Hi Danny,
Unfortunately these documents do contain non-utf-8 characters. Just using a
common accented e of some kind already breaks the xdmp:document-get. So, that
leaves reading it as binary..
I first thought that there were no functions that were able to do anything with
binary content, but then I stumbled across the fn:data function. I started
fumbling around with tokenize and codepoints-to-string. All this resulted in
the following. I bet there are other users interested in this code, since it
allows capturing other information from the prolog as well.
----
declare function local:filesystem-file-head($path as xs:string, $length as
xs:integer) as xs:string {
let $half-bytes := tokenize(substring(string(data(xdmp:document-get($path,
<options xmlns="xdmp:document-get">
<format>binary</format>
<repair>none</repair>
</options>))), 1, $length * 2), "")
let $bytes :=
for $half-byte at $pos in $half-bytes
where ($pos mod 2) = 0
return
xdmp:hex-to-integer(concat($half-byte, $half-bytes[$pos + 1]))
return
codepoints-to-string($bytes)
};
declare function local:filesystem-file-xmldecl($path as xs:string) as xs:string
{
let $prolog :=
local:filesystem-file-head($path, 100)
return
if (contains($prolog, "<?xml") and contains($prolog, "?>")) then
concat(substring-before(concat("<?xml", substring-after($prolog,
"<?xml")), "?>"), "?>")
else
''
};
declare function local:filesystem-file-encoding($path as xs:string) as
xs:string {
let $xml-decl :=
local:filesystem-file-xmldecl($path)
return
if (matches($xml-decl, "^<\?.*\sencoding='([^']*)'.*>$")) then
replace($xml-decl, "^<\?.*\sencoding='([^']*)'.*>$", "$1")

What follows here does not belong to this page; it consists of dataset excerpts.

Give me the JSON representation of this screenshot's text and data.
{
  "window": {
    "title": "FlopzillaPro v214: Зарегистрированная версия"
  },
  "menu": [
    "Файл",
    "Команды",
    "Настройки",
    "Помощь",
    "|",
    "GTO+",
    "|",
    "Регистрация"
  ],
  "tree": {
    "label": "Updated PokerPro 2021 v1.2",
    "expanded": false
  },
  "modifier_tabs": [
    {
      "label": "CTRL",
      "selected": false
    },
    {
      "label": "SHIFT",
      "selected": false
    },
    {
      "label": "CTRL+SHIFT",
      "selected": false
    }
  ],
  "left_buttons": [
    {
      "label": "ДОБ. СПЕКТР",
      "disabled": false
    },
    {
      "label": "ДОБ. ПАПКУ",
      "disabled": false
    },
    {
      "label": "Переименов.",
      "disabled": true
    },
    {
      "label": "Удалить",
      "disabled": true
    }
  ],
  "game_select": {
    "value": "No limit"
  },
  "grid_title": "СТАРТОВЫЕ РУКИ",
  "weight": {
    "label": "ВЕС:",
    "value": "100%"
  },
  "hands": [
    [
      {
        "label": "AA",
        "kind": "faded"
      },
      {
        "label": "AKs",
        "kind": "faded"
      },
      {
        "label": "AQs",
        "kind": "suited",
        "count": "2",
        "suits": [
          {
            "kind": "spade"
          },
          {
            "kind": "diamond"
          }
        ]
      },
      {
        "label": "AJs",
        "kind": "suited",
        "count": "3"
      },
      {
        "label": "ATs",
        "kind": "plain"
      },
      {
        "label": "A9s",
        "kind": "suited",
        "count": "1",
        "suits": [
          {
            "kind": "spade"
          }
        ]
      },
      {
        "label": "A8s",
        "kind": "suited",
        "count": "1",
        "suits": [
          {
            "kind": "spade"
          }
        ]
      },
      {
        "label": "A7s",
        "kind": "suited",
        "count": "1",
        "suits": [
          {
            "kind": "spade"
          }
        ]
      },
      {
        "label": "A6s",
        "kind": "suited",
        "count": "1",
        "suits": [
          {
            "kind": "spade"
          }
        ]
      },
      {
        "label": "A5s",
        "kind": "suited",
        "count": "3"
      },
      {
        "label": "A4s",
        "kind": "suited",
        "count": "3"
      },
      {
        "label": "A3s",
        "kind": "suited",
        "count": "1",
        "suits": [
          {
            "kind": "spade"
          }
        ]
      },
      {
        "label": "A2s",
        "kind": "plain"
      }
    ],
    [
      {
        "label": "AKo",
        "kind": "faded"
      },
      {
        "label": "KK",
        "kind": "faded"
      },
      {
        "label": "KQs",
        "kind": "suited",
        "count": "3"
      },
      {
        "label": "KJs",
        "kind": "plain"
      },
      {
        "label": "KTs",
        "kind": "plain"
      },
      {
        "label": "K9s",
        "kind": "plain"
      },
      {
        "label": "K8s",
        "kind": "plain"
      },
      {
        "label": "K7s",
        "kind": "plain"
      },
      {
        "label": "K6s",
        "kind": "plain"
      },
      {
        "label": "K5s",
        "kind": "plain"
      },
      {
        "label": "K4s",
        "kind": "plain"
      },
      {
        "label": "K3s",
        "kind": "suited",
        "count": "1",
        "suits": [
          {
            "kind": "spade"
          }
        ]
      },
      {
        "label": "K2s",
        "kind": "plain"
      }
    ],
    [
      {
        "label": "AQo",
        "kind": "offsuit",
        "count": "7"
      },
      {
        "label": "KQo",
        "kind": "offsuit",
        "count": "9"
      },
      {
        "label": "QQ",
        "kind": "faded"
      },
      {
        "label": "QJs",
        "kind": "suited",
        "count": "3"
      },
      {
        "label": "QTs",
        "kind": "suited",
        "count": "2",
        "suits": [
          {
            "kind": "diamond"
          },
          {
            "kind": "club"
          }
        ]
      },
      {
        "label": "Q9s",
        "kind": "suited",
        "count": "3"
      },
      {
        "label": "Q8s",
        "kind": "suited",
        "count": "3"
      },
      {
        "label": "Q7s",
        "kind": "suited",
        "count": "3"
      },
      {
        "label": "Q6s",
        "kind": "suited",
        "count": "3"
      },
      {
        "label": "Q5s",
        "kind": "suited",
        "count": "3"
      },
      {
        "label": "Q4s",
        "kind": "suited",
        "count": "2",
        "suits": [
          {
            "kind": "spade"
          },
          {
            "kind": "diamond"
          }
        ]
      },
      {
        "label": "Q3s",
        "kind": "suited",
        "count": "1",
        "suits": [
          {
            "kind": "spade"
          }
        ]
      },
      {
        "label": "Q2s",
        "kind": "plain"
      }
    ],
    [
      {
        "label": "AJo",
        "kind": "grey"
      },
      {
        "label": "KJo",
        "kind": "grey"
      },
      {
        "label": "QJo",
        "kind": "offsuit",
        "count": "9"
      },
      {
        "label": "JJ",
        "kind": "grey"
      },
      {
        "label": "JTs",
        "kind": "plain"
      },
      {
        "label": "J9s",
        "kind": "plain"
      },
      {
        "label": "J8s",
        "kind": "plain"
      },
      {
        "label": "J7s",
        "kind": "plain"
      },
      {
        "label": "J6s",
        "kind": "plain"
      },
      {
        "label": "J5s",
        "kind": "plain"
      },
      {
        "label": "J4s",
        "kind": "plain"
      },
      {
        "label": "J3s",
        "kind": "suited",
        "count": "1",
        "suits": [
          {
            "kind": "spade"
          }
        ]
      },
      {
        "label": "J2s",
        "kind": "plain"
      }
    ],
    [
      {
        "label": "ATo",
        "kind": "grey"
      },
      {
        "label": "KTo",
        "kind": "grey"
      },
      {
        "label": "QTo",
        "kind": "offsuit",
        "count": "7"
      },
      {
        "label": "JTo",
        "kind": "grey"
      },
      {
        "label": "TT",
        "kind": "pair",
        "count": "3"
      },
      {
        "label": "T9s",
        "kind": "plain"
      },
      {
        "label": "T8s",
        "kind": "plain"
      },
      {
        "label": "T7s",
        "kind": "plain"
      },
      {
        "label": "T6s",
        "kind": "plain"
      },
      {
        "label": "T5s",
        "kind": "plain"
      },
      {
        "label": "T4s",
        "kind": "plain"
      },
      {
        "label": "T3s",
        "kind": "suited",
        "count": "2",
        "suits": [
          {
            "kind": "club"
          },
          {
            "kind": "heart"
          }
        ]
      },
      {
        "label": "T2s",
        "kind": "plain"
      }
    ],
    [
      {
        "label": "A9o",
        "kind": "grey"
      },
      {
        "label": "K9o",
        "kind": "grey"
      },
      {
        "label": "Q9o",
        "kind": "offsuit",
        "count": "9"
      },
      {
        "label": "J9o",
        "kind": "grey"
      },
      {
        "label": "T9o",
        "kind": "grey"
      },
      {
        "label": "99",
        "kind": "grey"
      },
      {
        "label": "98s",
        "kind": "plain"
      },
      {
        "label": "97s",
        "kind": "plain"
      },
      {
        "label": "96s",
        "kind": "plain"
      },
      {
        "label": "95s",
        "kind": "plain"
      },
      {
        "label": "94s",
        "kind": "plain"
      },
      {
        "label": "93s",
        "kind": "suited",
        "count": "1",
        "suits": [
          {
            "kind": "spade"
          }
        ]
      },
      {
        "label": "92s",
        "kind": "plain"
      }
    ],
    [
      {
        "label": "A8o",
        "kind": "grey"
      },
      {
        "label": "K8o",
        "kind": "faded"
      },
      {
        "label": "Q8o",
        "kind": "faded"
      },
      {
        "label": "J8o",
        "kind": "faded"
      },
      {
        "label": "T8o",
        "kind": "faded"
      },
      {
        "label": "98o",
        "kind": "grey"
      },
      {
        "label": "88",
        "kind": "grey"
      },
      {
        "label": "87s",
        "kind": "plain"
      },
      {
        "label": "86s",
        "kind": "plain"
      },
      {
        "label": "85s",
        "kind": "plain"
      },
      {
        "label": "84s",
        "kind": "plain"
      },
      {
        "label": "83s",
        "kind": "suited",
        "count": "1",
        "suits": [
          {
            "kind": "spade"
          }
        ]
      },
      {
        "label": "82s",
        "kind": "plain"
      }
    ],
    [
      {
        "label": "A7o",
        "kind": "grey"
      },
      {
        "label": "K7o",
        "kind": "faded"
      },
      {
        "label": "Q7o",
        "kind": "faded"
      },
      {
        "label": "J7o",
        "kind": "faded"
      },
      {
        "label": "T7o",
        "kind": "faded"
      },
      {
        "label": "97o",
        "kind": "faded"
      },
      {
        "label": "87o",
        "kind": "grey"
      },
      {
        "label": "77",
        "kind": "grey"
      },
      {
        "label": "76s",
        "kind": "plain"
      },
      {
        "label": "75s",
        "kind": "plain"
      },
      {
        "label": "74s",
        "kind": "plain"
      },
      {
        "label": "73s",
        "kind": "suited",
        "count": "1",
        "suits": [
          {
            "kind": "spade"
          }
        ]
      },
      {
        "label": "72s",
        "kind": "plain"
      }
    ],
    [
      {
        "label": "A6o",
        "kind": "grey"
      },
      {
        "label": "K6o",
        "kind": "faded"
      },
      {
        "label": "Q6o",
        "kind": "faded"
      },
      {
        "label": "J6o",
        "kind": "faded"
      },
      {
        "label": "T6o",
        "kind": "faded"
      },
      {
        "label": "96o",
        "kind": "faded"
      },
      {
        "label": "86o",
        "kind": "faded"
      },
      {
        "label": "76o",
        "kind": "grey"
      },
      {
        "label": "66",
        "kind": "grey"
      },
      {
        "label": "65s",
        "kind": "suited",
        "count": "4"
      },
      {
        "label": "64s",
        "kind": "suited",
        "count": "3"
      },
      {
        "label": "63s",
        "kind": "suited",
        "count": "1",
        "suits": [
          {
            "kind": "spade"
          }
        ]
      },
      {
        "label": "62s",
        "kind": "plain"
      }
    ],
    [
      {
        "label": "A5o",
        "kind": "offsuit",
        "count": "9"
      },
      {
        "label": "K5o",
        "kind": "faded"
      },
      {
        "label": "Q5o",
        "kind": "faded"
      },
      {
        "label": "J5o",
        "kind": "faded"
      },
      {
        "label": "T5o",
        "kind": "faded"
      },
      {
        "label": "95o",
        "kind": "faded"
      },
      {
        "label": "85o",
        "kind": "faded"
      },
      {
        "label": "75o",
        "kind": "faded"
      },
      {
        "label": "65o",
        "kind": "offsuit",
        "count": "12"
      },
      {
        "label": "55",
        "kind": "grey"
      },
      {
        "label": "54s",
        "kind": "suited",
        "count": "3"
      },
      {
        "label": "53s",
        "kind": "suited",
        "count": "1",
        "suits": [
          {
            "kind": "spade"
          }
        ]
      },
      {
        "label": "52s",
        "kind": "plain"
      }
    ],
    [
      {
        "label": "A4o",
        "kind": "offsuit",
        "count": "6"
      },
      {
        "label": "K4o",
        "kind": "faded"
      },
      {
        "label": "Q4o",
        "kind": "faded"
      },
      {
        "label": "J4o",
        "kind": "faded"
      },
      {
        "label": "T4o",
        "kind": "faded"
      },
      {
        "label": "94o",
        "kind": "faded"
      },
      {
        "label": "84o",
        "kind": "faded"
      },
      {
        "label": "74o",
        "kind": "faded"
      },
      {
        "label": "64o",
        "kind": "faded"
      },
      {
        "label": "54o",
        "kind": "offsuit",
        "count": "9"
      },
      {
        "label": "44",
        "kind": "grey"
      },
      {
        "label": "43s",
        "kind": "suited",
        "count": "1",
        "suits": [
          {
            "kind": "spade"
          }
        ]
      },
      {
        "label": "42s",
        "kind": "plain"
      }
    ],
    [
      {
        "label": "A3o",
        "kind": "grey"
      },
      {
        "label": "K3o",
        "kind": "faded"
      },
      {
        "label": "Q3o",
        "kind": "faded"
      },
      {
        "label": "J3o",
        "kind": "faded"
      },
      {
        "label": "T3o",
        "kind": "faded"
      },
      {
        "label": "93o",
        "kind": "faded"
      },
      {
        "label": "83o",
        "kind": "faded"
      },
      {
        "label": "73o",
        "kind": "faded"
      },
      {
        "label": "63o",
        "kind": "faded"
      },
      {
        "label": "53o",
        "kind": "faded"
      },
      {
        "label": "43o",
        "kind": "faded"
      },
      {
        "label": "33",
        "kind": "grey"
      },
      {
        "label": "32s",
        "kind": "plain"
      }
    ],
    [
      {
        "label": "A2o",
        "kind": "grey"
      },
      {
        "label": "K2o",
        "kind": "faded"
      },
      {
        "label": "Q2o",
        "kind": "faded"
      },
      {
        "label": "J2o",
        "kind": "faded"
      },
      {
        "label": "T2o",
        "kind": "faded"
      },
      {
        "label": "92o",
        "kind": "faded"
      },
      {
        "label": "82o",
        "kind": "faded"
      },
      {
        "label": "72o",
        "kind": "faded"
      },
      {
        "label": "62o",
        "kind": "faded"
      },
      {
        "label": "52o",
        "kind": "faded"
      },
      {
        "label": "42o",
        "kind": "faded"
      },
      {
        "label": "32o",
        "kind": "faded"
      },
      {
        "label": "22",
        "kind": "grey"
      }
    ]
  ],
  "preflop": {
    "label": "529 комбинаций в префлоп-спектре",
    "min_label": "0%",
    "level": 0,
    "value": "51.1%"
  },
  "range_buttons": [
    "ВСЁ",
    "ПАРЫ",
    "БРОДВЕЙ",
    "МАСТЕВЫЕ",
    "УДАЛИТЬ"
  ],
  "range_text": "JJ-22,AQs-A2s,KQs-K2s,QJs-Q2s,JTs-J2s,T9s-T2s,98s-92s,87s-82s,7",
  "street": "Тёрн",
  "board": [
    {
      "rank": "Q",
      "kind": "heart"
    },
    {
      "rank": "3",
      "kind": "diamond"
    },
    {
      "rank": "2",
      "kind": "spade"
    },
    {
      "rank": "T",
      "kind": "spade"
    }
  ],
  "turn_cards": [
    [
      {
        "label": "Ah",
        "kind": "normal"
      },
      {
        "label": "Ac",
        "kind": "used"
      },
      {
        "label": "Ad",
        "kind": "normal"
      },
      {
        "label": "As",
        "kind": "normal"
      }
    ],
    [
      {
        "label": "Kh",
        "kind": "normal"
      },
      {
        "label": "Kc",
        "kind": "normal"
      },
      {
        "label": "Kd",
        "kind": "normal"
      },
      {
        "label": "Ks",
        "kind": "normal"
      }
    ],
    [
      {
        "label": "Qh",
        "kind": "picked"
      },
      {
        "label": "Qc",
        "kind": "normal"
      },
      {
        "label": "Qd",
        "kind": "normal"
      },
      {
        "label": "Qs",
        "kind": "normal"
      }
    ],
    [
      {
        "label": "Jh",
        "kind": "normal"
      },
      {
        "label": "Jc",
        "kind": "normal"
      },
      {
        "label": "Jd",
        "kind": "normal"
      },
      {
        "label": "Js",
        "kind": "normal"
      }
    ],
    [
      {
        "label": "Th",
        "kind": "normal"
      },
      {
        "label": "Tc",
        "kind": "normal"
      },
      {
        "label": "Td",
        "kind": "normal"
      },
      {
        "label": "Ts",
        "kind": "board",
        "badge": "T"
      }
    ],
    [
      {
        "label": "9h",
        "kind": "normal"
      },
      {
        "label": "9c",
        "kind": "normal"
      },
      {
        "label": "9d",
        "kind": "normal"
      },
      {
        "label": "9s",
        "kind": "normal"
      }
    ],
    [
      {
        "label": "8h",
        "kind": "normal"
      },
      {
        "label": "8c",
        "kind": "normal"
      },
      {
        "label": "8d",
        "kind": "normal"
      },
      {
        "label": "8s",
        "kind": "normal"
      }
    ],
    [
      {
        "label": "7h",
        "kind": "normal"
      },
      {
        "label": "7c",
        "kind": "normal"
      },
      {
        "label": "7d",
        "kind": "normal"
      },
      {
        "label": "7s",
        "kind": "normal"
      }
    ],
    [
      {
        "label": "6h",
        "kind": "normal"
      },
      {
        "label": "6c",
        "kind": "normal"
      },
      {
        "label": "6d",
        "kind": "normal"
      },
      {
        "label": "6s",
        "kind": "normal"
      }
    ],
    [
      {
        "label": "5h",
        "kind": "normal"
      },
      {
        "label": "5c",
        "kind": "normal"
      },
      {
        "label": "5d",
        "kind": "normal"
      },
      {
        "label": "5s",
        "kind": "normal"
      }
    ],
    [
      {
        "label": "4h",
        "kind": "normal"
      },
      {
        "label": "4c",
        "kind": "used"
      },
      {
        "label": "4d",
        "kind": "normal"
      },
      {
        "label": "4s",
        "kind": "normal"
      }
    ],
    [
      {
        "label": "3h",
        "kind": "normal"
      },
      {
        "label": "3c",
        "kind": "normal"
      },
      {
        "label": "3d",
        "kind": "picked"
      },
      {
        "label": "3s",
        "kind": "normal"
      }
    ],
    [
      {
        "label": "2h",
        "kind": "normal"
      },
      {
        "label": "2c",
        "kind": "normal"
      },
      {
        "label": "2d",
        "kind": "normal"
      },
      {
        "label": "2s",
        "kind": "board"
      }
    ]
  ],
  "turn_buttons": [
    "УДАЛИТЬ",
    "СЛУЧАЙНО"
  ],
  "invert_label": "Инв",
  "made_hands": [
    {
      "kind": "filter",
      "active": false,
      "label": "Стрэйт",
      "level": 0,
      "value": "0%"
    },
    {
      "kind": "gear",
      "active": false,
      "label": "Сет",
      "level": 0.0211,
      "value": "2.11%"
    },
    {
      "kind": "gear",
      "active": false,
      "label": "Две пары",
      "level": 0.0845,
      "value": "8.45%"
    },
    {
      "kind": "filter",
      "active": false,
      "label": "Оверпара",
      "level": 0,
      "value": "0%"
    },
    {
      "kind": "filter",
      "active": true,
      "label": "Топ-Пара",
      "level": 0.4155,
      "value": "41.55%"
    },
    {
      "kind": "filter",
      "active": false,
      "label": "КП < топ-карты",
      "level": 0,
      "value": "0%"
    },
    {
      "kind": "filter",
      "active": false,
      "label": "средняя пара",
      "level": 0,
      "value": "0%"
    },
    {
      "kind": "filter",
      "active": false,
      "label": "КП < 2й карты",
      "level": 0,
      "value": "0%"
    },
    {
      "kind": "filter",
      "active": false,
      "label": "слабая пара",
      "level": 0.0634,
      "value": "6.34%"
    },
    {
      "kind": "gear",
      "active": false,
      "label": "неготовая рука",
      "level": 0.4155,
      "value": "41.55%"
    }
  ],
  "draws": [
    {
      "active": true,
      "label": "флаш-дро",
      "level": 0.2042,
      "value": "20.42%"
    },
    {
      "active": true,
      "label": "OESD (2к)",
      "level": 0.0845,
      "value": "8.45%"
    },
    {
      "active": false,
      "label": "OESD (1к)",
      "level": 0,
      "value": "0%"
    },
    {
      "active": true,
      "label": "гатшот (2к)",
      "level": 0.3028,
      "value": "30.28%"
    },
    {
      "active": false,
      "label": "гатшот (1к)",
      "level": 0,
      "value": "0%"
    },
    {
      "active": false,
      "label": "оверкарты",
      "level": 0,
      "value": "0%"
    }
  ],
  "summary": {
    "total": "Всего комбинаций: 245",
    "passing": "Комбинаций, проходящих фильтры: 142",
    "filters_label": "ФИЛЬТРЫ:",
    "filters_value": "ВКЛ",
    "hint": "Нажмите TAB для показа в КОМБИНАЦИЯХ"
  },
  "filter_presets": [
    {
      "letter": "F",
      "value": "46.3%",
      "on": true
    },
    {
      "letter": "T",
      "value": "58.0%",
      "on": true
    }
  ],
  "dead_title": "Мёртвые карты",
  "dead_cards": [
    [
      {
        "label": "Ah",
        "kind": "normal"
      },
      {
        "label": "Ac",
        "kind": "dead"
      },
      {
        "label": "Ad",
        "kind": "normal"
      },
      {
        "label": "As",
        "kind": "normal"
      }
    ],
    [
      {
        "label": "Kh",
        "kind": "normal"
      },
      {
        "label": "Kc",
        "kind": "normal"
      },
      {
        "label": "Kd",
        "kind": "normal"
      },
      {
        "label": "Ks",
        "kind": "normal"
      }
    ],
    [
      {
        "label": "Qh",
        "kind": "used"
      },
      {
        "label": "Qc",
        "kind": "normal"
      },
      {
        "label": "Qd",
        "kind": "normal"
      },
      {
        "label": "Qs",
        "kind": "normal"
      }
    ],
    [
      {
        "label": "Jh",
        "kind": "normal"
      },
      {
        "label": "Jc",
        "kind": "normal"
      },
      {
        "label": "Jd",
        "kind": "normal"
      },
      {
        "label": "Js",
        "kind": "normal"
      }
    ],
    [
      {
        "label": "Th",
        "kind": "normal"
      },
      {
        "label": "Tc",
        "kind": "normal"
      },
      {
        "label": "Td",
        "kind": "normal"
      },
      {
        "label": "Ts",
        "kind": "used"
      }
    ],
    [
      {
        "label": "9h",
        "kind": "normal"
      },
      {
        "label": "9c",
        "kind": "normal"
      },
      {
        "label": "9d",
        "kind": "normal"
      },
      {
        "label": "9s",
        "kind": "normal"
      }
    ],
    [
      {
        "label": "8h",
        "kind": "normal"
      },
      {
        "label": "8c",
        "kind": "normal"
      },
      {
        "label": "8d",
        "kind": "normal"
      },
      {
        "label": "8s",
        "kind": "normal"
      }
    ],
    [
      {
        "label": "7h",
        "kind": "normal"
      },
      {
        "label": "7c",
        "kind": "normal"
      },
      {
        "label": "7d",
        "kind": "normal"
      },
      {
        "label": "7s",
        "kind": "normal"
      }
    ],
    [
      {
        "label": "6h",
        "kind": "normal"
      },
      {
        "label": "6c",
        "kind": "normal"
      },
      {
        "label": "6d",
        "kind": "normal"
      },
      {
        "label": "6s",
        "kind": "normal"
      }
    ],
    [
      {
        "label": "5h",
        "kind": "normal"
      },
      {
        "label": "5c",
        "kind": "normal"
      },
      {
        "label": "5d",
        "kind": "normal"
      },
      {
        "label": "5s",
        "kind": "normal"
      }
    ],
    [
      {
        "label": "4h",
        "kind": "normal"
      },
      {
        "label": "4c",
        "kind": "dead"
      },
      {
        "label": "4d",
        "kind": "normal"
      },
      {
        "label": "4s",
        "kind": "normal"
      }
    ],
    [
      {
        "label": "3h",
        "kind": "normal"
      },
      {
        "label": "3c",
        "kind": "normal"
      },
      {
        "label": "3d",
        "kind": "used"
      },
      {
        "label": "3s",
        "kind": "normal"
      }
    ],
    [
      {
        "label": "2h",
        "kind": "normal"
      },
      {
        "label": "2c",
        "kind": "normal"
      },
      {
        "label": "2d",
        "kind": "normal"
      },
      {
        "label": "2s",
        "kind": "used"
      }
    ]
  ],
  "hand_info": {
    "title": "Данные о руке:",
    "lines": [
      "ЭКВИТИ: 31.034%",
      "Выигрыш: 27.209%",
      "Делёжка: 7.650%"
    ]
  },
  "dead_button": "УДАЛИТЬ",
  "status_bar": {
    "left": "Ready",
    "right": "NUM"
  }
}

else if (matches($xml-decl, '<\?.*\sencoding="([^"]*)".*>$')) then
replace($xml-decl, '<\?.*\sencoding="([^"]*)".*>$', "$1")
else
"UTF-8"
};
let $path := "c:\temp\test.xml"
let $xml-decl:= local:filesystem-file-xmldecl($path)
let $encoding := local:filesystem-file-encoding($path)
let $response-decl := replace($xml-decl, $encoding, "utf-8")
return (
xdmp:set-response-content-type("application/xml; charset=utf-8"),
$response-decl,
xdmp:document-get($path, <options
xmlns="xdmp:document-get"><format>xml</format><repair>none</repair><encoding>{$encoding}</encoding></options>)
)
----
Create c:\temp\test.xml containing something like:
<?xml version="1.0" encoding="ISO-8859-1" standalone="yes" ?>
<TEST>Fûnny cháràctërs</TEST>
Do make sure to save it with the proper encoding. (Storing as Ansi will work as
well) The code should work out of the box in CQ..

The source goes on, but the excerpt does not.